Саша смотрит на свои руки, лежащие на джинсах. Их голубая ткань оттеняет фиолетовые узоры на коже, и они еще больше кажутся продолжением свитера. Потом он смотрит на меня — так, словно я только что изрекла откровение, то, о чем он никогда не думал. И я понимаю, что действительно терзаю вопросами этих людей, в жизни которых все «устаканилось».

— Получается, мы эгоисты… — говорит Саша. — Любой родитель эгоист. Но нет… я не хочу своим детям такой жизни, как у меня. Нет, не хочу, — он мотает головой, и видно, что не сокрушается, а твердо намерен такой жизни для своих детей не допустить.

— А что же делать?

— Я сделаю все! Чтобы они получили образование и могли зарабатывать. И для Дани я сделаю все. Я буду просить. Я буду писать на форумах и у всех просить деньги для него. А еще после того, как Даня заболел, я увидел, что с людьми надо просто общаться, и они сами протянут тебе руку помощи.

— И доброту надо детям прививать, верность, поддержку, — на кухню возвращается Аня, которая из комнаты слышала все. — Наш папа работал шофером. Халтурил. Заработал денег на квартиру. Мне дал высшее образование. Красный диплом — это все родители мои. А его спрашивали: «Ради чего ты надрываешься? Ради чего халтуришь?» Он говорил: «Ради семьи моей».

— А давай в Гугле посмотрим, зачем нужна семья? — шутит Саша.

— Нет, ну понятно, — в тон отвечаю я, — чтоб было кому передать половину своих печалей, у нас же грустная страна.

— Для демографии! — смеется Аня. — А вот нам же государство помогло. До нас одна женщина с таким же ребенком судилась, и им через суд выдали лекарство. Поэтому нам уже судиться не пришлось. Не пришлось показывать государству зубы.

— А разве можно государству их показать?

— Ну, мы же не улыбаться в суд приходим. По федеральному закону наше заболевание внесено в список редких. Если вы это в законе прописали, будьте добры отвечать за свои поступки.

Пока они продолжают шутить, подбирая самые странные причины существования семьи, я понимаю, что государство для этих людей — это пацан на районе. Сказал — сделай. А четко выраженное отношение к государству формируется в тех семьях, которых коснулась беда. Если государство в этот момент помогло, то отношение к нему будет хорошим. Отвернулось — плохим. А если беда не коснулась, то, как правило, — никаким. Только рано или поздно она все равно коснется — у нас ведь грустная страна.

В кухне появляется сонный Даня. Подходит к столу, маяча белыми пятнами на спине. Некоторое время с восхищенной улыбкой смотрит на батарею роллов. Довольно хрюкнув, берет один пальцами. Аня подает ему вилку.

— А еще в нашем городе роллы едят вилками! — смеются они. — Сейчас он все съест.

— Он не несчастный, — говорит Аня, вытирая Дане сопли. — Он растет в полноценной семье, с мамой и папой. Мы любим его, и мы любим друг друга.

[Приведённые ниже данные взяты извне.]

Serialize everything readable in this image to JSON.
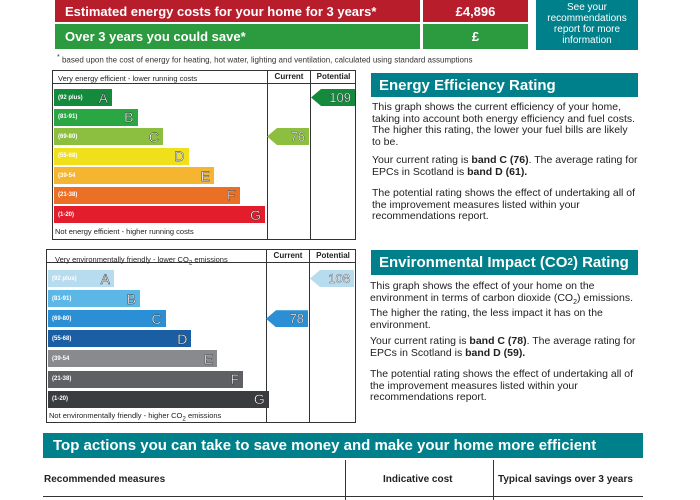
{
  "costs": {
    "row1_label": "Estimated energy costs for your home for 3 years*",
    "row1_value": "£4,896",
    "row2_label": "Over 3 years you could save*",
    "row2_value": "£",
    "see_box": [
      "See your",
      "recommendations",
      "report for more",
      "information"
    ],
    "footnote_star": "*",
    "footnote": "based upon the cost of energy for heating, hot water, lighting and ventilation, calculated using standard assumptions"
  },
  "energy_chart": {
    "top_text": "Very energy efficient - lower running costs",
    "bottom_text": "Not energy efficient - higher running costs",
    "col_current": "Current",
    "col_potential": "Potential",
    "bands": [
      {
        "range": "(92 plus)",
        "letter": "A",
        "color": "#138a3c"
      },
      {
        "range": "(81-91)",
        "letter": "B",
        "color": "#2aa642"
      },
      {
        "range": "(69-80)",
        "letter": "C",
        "color": "#8cbf3f"
      },
      {
        "range": "(55-68)",
        "letter": "D",
        "color": "#f0e01c"
      },
      {
        "range": "(39-54",
        "letter": "E",
        "color": "#f5b531"
      },
      {
        "range": "(21-38)",
        "letter": "F",
        "color": "#eb7025"
      },
      {
        "range": "(1-20)",
        "letter": "G",
        "color": "#e31d2c"
      }
    ],
    "current": 76,
    "potential": 109,
    "current_color": "#8cbf3f",
    "potential_color": "#138a3c"
  },
  "env_chart": {
    "top_text_pre": "Very environmentally friendly - lower CO",
    "top_text_sub": "2",
    "top_text_post": " emissions",
    "bottom_text_pre": "Not environmentally friendly - higher CO",
    "bottom_text_sub": "2",
    "bottom_text_post": " emissions",
    "col_current": "Current",
    "col_potential": "Potential",
    "bands": [
      {
        "range": "(92 plus)",
        "letter": "A",
        "color": "#b8dcef"
      },
      {
        "range": "(81-91)",
        "letter": "B",
        "color": "#5bb8e6"
      },
      {
        "range": "(69-80)",
        "letter": "C",
        "color": "#2a8fd4"
      },
      {
        "range": "(55-68)",
        "letter": "D",
        "color": "#1a5fa3"
      },
      {
        "range": "(39-54",
        "letter": "E",
        "color": "#888a8d"
      },
      {
        "range": "(21-38)",
        "letter": "F",
        "color": "#5e6064"
      },
      {
        "range": "(1-20)",
        "letter": "G",
        "color": "#3b3c3f"
      }
    ],
    "current": 78,
    "potential": 108,
    "current_color": "#2a8fd4",
    "potential_color": "#b8dcef"
  },
  "efficiency_panel": {
    "title": "Energy Efficiency Rating",
    "para1": "This graph shows the current efficiency of your home, taking into account both energy efficiency and fuel costs. The higher this rating, the lower your fuel bills are likely to be.",
    "para2_pre": "Your current rating is ",
    "para2_b1": "band C (76)",
    "para2_mid": ". The average rating for EPCs in Scotland is ",
    "para2_b2": "band D (61).",
    "para3": "The potential rating shows the effect of undertaking all of the improvement measures listed within your recommendations report."
  },
  "impact_panel": {
    "title_pre": "Environmental Impact (CO",
    "title_sub": "2",
    "title_post": ") Rating",
    "para1_pre": "This graph shows the effect of your home on the environment in terms of carbon dioxide (CO",
    "para1_sub": "2",
    "para1_post": ") emissions. The higher the rating, the less impact it has on the environment.",
    "para2_pre": "Your current rating is ",
    "para2_b1": "band C (78)",
    "para2_mid": ". The average rating for EPCs in Scotland is ",
    "para2_b2": "band D (59).",
    "para3": "The potential rating shows the effect of undertaking all of the improvement measures listed within your recommendations report."
  },
  "actions": {
    "title": "Top actions you can take to save money and make your home more efficient",
    "col1": "Recommended measures",
    "col2": "Indicative cost",
    "col3": "Typical savings over 3 years"
  }
}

Круг замкнулся. Но замкнули его не мои вопросы, а последние Анины слова. В круге этом оказались все члены семьи, которые вместе любят одного, и по отдельности любят друг друга. А с Ани вообще можно писать современный образ российской женщины-матери. Да, у нее узкие бедра и накачанные руки. Она совсем не вписывается в традиционные образы — смиренные жертвенностью своей. Но… суть ее осталось той же, и ангела она родила. Ангела, способного дотянуться до людей в соцсетях своим обрубленным крылом, коснуться их и позвать делать добро. Ведь ангелы, в отличие от людей, не могут выжить без добра и любви. И если так думать, то вопрос «За что ей беда?» отметается сам собой. Ангел был дан ей в благодарность — за любовь.

И если думать так, то все становится на свои места.